By: Kollin Wasserlein, MindHandHeart
When it comes to mental illness and depression, MIT Professor of Computer Science Daniel Jackson finds “there is a big difference between the issue in the abstract and the issue in people’s lives.” While mental illness has impacted millions of people across the nation, it remains a difficult issue to understand for those who haven’t experienced it directly.
Professor Jackson was affected by news of suicides on campus in 2014, which included the death of one of his colleagues. Students were coming to his office reporting that depression was preventing them from completing their coursework. This profound sense of grief and loss felt across campus inspired him to create Portraits of Resilience, a collection of stories told by 22 MIT students, faculty, and staff, detailing their experience grappling with depression and other mental health challenges.
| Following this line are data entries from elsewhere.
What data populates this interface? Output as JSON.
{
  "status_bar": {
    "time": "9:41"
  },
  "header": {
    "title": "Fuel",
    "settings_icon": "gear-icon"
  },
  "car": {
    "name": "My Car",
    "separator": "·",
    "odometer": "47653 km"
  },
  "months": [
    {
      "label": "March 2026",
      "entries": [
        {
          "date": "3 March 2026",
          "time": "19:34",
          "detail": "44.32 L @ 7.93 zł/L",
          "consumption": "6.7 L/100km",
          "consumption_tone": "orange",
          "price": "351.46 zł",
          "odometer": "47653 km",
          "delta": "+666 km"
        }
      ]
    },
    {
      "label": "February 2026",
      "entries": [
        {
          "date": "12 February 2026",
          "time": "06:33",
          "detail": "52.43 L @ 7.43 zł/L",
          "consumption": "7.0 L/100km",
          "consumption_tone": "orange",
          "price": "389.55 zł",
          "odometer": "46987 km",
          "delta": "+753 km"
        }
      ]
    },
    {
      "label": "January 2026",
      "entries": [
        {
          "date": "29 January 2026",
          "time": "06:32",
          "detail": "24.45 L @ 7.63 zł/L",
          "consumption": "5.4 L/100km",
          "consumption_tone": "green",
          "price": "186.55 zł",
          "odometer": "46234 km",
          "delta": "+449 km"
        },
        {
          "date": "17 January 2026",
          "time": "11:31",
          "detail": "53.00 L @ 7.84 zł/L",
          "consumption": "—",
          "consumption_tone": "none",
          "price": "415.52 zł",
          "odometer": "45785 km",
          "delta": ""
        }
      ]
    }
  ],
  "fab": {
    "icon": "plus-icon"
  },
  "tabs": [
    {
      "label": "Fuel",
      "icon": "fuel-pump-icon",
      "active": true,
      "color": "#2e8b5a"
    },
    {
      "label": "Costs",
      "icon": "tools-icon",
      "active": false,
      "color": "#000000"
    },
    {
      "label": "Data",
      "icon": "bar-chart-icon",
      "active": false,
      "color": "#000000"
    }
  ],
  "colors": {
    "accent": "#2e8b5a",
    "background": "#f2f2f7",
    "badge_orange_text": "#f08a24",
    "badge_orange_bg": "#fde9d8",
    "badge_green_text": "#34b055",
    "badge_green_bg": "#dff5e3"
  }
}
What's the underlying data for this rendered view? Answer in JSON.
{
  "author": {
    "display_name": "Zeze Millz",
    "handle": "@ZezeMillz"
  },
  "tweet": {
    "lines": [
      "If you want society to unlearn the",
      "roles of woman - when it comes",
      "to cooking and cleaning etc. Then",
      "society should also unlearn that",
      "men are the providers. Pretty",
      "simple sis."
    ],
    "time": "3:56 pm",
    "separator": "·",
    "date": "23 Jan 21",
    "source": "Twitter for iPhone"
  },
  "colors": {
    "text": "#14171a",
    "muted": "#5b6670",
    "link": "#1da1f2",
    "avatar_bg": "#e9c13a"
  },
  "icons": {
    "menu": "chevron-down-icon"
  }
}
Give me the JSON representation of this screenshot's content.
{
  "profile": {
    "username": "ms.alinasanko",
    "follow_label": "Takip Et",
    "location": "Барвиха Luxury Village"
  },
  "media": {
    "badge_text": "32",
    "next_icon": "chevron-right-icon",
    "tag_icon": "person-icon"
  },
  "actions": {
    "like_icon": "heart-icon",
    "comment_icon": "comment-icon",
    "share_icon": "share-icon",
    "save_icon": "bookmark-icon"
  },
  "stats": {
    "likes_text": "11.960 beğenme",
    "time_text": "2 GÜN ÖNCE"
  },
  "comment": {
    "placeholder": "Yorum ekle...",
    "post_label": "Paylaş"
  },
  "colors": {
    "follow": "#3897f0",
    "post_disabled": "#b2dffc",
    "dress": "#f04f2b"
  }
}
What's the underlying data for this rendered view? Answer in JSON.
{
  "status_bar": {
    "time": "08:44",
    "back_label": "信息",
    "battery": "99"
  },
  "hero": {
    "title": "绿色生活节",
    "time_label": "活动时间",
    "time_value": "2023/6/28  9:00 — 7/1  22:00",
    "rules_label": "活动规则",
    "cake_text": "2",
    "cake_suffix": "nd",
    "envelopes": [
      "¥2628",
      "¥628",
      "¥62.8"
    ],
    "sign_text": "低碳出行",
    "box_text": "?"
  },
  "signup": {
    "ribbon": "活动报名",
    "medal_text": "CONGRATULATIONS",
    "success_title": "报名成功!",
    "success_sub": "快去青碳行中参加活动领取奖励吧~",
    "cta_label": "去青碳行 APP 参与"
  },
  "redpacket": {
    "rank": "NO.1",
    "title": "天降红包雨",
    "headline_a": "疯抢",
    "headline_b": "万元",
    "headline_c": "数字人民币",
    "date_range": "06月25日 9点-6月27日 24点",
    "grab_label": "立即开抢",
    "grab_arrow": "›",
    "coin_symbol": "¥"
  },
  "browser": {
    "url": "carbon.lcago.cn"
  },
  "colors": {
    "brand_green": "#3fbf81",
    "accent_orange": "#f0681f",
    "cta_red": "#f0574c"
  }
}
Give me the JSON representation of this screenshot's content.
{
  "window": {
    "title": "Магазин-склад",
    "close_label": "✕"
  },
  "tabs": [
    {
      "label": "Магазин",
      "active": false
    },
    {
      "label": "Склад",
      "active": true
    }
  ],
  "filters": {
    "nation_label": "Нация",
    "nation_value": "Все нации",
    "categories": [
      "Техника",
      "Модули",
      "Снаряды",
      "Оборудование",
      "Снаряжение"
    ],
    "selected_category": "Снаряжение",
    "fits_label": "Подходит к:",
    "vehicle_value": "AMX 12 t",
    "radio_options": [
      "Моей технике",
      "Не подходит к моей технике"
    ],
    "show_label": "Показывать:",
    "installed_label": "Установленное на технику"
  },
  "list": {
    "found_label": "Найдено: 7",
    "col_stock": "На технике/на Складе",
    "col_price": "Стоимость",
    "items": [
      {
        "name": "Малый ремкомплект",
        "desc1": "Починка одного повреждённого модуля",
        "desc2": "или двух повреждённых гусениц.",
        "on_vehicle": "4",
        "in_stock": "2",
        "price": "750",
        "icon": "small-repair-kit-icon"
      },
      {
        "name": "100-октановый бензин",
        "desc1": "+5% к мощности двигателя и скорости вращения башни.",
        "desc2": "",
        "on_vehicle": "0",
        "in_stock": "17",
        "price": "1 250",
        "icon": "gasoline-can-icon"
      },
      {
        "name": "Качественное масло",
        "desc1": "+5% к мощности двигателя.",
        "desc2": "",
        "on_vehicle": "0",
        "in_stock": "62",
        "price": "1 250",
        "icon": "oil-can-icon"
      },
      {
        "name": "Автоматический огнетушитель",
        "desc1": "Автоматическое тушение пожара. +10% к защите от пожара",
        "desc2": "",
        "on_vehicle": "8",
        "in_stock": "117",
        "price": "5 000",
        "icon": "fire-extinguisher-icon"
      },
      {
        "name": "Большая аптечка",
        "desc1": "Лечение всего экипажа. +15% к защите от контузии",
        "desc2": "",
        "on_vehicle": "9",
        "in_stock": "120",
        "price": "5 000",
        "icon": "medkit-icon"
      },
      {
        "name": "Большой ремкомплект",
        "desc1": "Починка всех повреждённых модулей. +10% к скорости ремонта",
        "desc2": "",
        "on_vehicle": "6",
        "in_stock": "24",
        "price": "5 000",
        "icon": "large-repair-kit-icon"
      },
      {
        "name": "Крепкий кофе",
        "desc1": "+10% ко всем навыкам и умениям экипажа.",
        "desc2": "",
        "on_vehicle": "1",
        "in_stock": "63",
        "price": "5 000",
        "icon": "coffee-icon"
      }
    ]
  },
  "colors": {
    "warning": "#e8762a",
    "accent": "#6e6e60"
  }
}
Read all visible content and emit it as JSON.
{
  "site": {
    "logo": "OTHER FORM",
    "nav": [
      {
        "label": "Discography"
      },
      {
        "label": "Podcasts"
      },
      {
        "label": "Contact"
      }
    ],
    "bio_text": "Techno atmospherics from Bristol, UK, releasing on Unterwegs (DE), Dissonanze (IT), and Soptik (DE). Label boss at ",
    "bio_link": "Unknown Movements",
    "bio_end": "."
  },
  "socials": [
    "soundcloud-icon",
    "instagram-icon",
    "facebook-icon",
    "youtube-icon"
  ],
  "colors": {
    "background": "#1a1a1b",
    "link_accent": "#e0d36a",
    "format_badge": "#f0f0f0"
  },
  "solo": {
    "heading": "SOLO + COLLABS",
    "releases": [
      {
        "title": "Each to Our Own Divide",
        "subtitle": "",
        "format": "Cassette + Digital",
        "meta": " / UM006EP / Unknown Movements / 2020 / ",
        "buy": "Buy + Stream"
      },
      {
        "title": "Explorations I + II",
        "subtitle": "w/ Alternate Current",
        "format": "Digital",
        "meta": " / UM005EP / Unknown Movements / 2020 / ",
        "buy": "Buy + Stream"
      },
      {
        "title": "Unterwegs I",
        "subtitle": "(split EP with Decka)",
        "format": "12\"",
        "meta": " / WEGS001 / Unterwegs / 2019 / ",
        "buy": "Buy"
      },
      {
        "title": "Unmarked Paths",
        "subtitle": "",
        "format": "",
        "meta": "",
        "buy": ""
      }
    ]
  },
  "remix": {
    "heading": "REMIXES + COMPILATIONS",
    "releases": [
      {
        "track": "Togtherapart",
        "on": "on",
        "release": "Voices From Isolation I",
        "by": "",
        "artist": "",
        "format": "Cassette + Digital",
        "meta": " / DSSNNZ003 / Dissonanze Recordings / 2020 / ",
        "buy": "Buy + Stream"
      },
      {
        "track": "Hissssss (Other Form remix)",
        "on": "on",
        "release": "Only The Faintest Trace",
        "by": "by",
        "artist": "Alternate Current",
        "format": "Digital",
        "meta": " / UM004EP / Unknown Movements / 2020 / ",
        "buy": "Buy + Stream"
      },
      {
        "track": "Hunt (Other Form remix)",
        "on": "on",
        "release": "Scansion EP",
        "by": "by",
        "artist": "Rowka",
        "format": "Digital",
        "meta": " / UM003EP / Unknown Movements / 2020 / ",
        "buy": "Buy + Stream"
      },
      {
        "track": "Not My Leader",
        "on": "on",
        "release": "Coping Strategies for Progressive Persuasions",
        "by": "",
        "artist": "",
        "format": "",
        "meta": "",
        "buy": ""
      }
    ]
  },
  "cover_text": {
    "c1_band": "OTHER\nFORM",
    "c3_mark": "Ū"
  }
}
A portrait of the person whose story is told accompanies each story. Often the experience of depression is isolating, and anonymous accounts may stigmatize it even further. In Portraits of Resilience, the reader encounters directly those who have endured times of deep anguish — seeing their faces and reading their stories.
“In some fundamental sense these people are not ordinary because they’ve experienced life more deeply: both the highs and the lows,” said Jackson. “And they’ve often come to quite extraordinary insights.”
Jackson’s own thoughts on mental illness evolved over the course of writing Portraits of Resilience, especially with regard to coping with depression. At MIT, many people with an engineering or technical background assume that depression is problem that can be fixed like any other technical problem — and that if you can’t find a solution, you must have not tried hard enough. But Jackson notes that depression is often hard to explain, let alone to fix. Moreover, this problem-solving mindset can actually prevent people from finding the help they need.
MIT alumna Grace Taylor ’12 observes this solution-oriented approach to mental health in her essay, which opens the book: “I have many dear friends who are engineers, and who are depressed, or have difficult things going on in their life. I suggest therapy to them, and they say, ‘Why is that going to do anything?’ … I’ve talked about that before and it’s hard to talk about, and why would I talk to someone else about it? Explain to me why that’s going to do something.’ And I can’t really. I’ve been in therapy on and off for ten years, and I don’t really know why it works, but it definitely works.”
MindHandHeart, an initiative sponsored by the Office of the Chancellor and MIT Medical to promote mental health and wellbeing at MIT, raised money to distribute copies of Portraits of Resilience to the class of 2021 as part of the 2017 24-Hour Challenge. The hope is that by sharing stories of those who have battled mental health challenges and found a way to cope, readers who have their own struggles will have a resource to look to. Those who don’t struggle with mental illness will certainly at some point meet someone who does, and this book can provide them with a greater understanding of these challenges.
Portraits of Resilience provides a little package of hope for the reader, even with the often heartwrenching material within. Professor Jackson observes: “Although [the subjects] said that they wouldn’t wish their depression on anybody else, they all said at the same time that they don’t regret that they had it. They think that in some ways, although they suffered a lot, it enriched their lives.”